Il ministero dell’Istruzione promette una stretta per i docenti che vendono le proprie immagini di nudo. Ma la questione è: un insegnante fuori servizio è ancora proprietà del ministero?
Sulla ventilata stretta del ministero dell’istruzione riguardo ai docenti che si esibiscono su OnlyFans, come sempre stiamo guardando il dito anziché la luna. Anzi, data la natura dei contenuti pubblicati sulla piattaforma, stiamo guardando altre parti del corpo che ci distolgono e ci fanno pensare che in gioco ci siano solo il diritto ad autodeterminare il proprio piacere e la mai sottile vena di ipocrisia che in Italia riguarda la sessualità di chi è a contatto quotidiano con bambini e ragazzi. Sono vere entrambe le cose, non c’è dubbio, ma rientrano in un contesto più ampio che trascende il sesso: quello cioè di quando si inizi e quando si finisca di essere un insegnante.
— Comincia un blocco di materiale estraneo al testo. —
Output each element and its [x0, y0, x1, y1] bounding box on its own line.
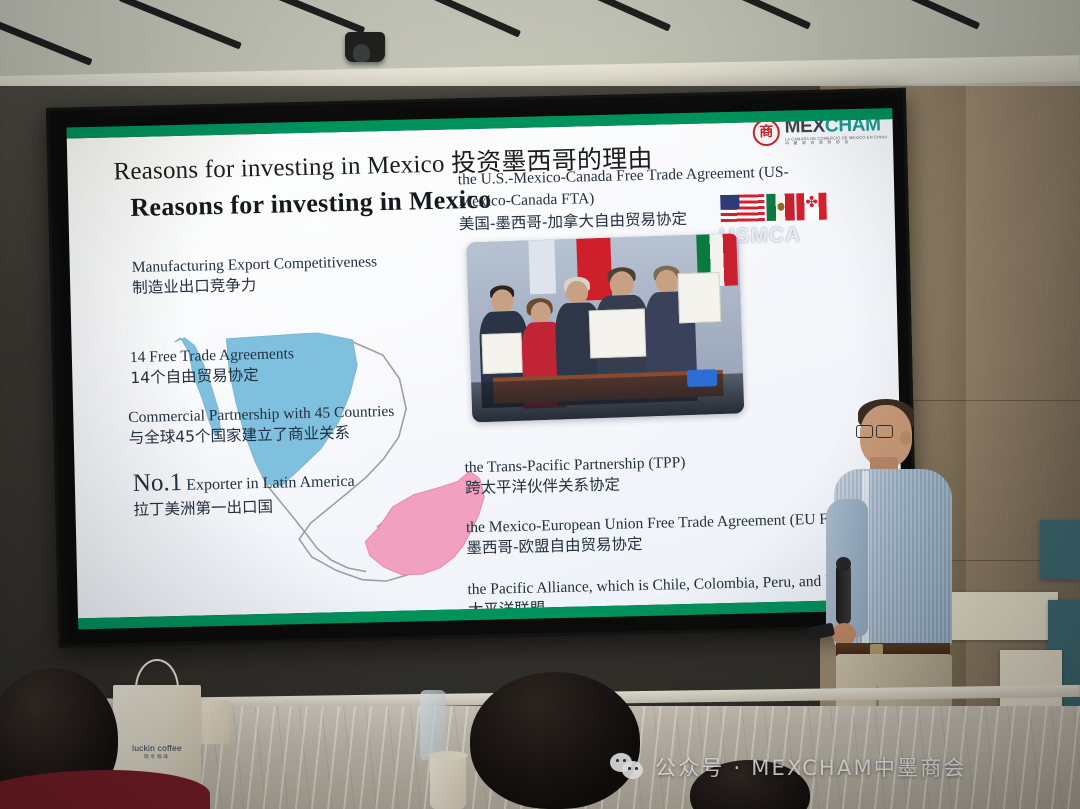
- wechat-dot: [635, 767, 638, 770]
- bullet-fta-en: 14 Free Trade Agreements: [130, 345, 294, 368]
- mexcham-seal-icon: 商: [752, 118, 780, 146]
- bag-brand-text-zh: 瑞幸咖啡: [113, 754, 201, 760]
- bullet-top-exporter-text: Exporter in Latin America: [186, 473, 355, 494]
- paper-cup: [200, 700, 230, 744]
- glasses-icon: [856, 425, 896, 437]
- wechat-bubble-small: [622, 761, 643, 779]
- bullet-manufacturing: Manufacturing Export Competitiveness 制造业…: [132, 253, 378, 298]
- wall-decor-panel-teal: [1040, 520, 1080, 580]
- bullet-top-exporter-en: No.1 Exporter in Latin America: [133, 464, 355, 500]
- wechat-dot: [628, 767, 631, 770]
- presenter-ear: [900, 431, 911, 445]
- paper-cup: [430, 756, 466, 809]
- photo-document: [589, 309, 647, 359]
- watermark-text: 公众号 · MEXCHAM中墨商会: [655, 752, 967, 782]
- mexcham-name-cham: CHAM: [825, 114, 881, 136]
- audience-shoulder: [0, 770, 210, 809]
- slide-title: Reasons for investing in Mexico: [130, 185, 492, 224]
- wechat-dot: [623, 759, 626, 762]
- bullet-tpp: the Trans-Pacific Partnership (TPP) 跨太平洋…: [464, 454, 686, 498]
- mexcham-wordmark: MEXCHAM LA CAMARA DE COMERCIO DE MEXICO …: [784, 115, 887, 145]
- slide-canvas: Reasons for investing in Mexico 投资墨西哥的理由…: [66, 108, 904, 629]
- bag-brand-text: luckin coffee: [132, 743, 182, 753]
- water-bottle: [420, 690, 446, 760]
- photo-phone-screen: [687, 369, 718, 387]
- bullet-free-trade-agreements: 14 Free Trade Agreements 14个自由贸易协定: [130, 345, 295, 388]
- slide-header-en: Reasons for investing in Mexico: [113, 151, 445, 186]
- canada-flag-icon: [796, 193, 827, 221]
- wechat-watermark: 公众号 · MEXCHAM中墨商会: [610, 752, 967, 782]
- bullet-top-exporter: No.1 Exporter in Latin America 拉丁美洲第一出口国: [133, 464, 356, 520]
- bag-brand-label: luckin coffee 瑞幸咖啡: [113, 743, 201, 760]
- mexcham-logo: 商 MEXCHAM LA CAMARA DE COMERCIO DE MEXIC…: [752, 115, 887, 146]
- photo-document: [678, 272, 722, 323]
- mexcham-seal-char: 商: [759, 125, 773, 139]
- presentation-screen: Reasons for investing in Mexico 投资墨西哥的理由…: [46, 88, 918, 648]
- audience-head: [470, 672, 640, 809]
- bullet-fta-zh: 14个自由贸易协定: [130, 364, 294, 388]
- bullet-eu-fta: the Mexico-European Union Free Trade Agr…: [466, 510, 853, 558]
- screenshot-root: Reasons for investing in Mexico 投资墨西哥的理由…: [0, 0, 1080, 809]
- spotlight-fixture: [345, 32, 385, 62]
- wechat-dot: [616, 759, 619, 762]
- screen-inner-bezel: Reasons for investing in Mexico 投资墨西哥的理由…: [56, 98, 914, 644]
- bullet-tpp-zh: 跨太平洋伙伴关系协定: [465, 473, 686, 498]
- wechat-icon: [610, 753, 644, 781]
- mexico-flag-icon: [766, 193, 795, 221]
- bullet-commercial-partnership: Commercial Partnership with 45 Countries…: [128, 403, 395, 448]
- presenter-hand: [832, 623, 856, 645]
- us-flag-icon: [720, 194, 765, 222]
- usmca-signing-photo: [466, 233, 744, 422]
- photo-flag-white: [528, 240, 556, 295]
- bullet-top-exporter-rank: No.1: [133, 469, 183, 497]
- microphone-icon: [836, 563, 851, 625]
- photo-document: [481, 333, 522, 374]
- mexcham-name-mex: MEX: [784, 116, 825, 138]
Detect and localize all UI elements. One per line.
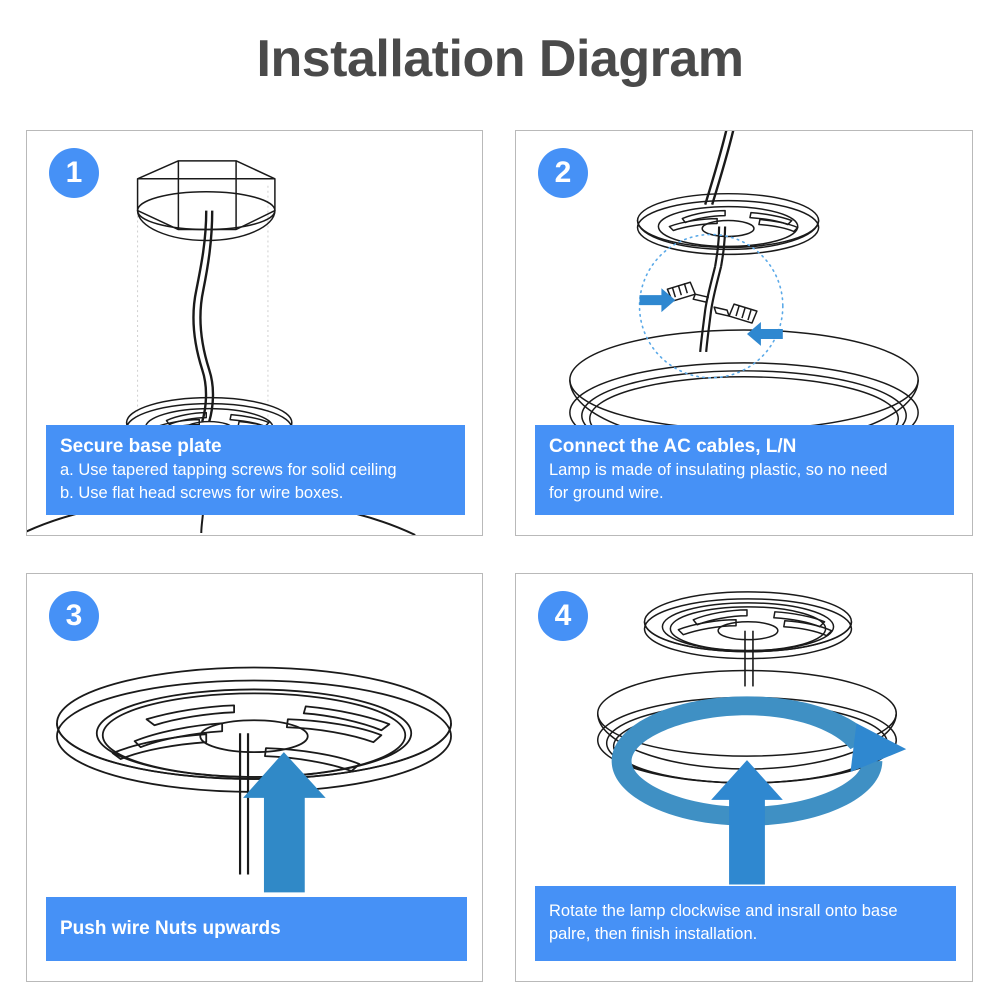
octagonal-junction-box	[138, 161, 275, 241]
step-1-caption-title: Secure base plate	[60, 434, 451, 459]
blue-up-arrow	[243, 752, 326, 892]
step-1-caption-line-b: b. Use flat head screws for wire boxes.	[60, 482, 451, 505]
step-2-caption-title: Connect the AC cables, L/N	[549, 434, 940, 459]
blue-arrow-left	[640, 288, 676, 312]
step-2-caption-line-2: for ground wire.	[549, 482, 940, 505]
step-panel-1: 1	[26, 130, 483, 536]
blue-rotation-ring-arrow	[612, 696, 907, 825]
wire-nut-right	[714, 304, 757, 323]
blue-arrow-right	[747, 322, 783, 346]
step-1-caption-line-a: a. Use tapered tapping screws for solid …	[60, 459, 451, 482]
step-1-caption: Secure base plate a. Use tapered tapping…	[46, 425, 465, 515]
dotted-detail-circle	[640, 234, 783, 377]
step-2-caption-line-1: Lamp is made of insulating plastic, so n…	[549, 459, 940, 482]
page-title: Installation Diagram	[0, 28, 1000, 90]
step-4-caption-line-2: palre, then finish installation.	[549, 923, 942, 946]
supply-wire	[705, 131, 727, 205]
step-panel-4: 4	[515, 573, 973, 982]
base-plate-mounted	[638, 194, 819, 255]
step-badge-4: 4	[538, 591, 588, 641]
step-3-caption-title: Push wire Nuts upwards	[60, 916, 453, 941]
step-badge-3: 3	[49, 591, 99, 641]
step-panel-2: 2	[515, 130, 973, 536]
large-base-plate-with-vents	[57, 668, 451, 792]
wire-nut-left	[667, 282, 708, 302]
step-badge-2: 2	[538, 148, 588, 198]
step-4-caption: Rotate the lamp clockwise and insrall on…	[535, 886, 956, 961]
step-3-caption: Push wire Nuts upwards	[46, 897, 467, 961]
step-2-caption: Connect the AC cables, L/N Lamp is made …	[535, 425, 954, 515]
ac-supply-wire	[193, 211, 206, 422]
blue-up-arrow	[711, 760, 783, 884]
step-4-caption-line-1: Rotate the lamp clockwise and insrall on…	[549, 900, 942, 923]
lamp-body-disc	[598, 671, 897, 783]
step-badge-1: 1	[49, 148, 99, 198]
step-panel-3: 3	[26, 573, 483, 982]
center-post	[745, 631, 753, 687]
base-plate-top	[644, 592, 851, 659]
installation-diagram-page: Installation Diagram 1	[0, 0, 1000, 1000]
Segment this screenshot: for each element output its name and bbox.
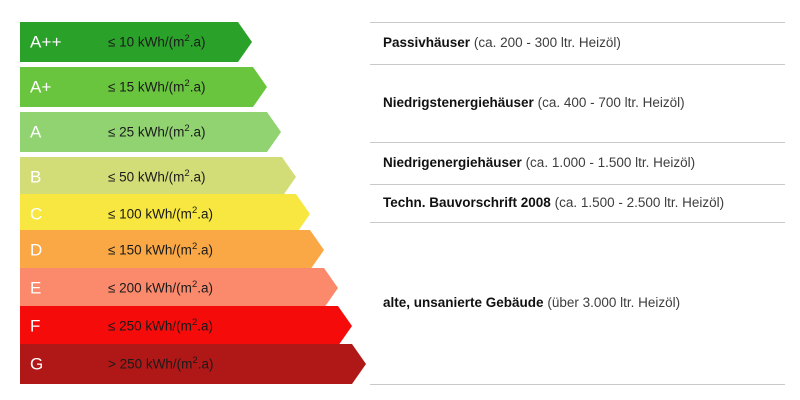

OnlyFans è un caso limite, in quanto chi apre un profilo a pagamento sta di fatto vendendo l’immagine intera e nuda di sé stesso, la quale può facilmente venire scambiata per tutto sé stesso. Vale tuttavia lo stesso ragionamento per chi, uscito da scuola e sbrigati tutti i lavori, intenda mettere in vendita altre porzioni di sé, facendo leva su talenti diversi, talora intellettuali, meno scandalosi ma non per questo più pudichi (scrivere, cantare, recitare, dipingere, fornire consulenze, fare politica, etc.). La questione, in soldoni, è: un insegnante fuori servizio è ancora proprietà del ministero? La sua vita intera deve essere condizionata dal relativamente poco tempo che trascorre a scuola? Se la risposta è no, allora qualsiasi insegnante dev’essere libero di stare su OnlyFans così come di fare ciò che più gli garba, onde ottenere del denaro investendo il proprio talento, con o senza vestiti a sua discrezione. Se la risposta è sì, allora lo stato non deve pagare gli insegnanti per diciotto ore settimanali, bensì per ventiquattr’ore al giorno.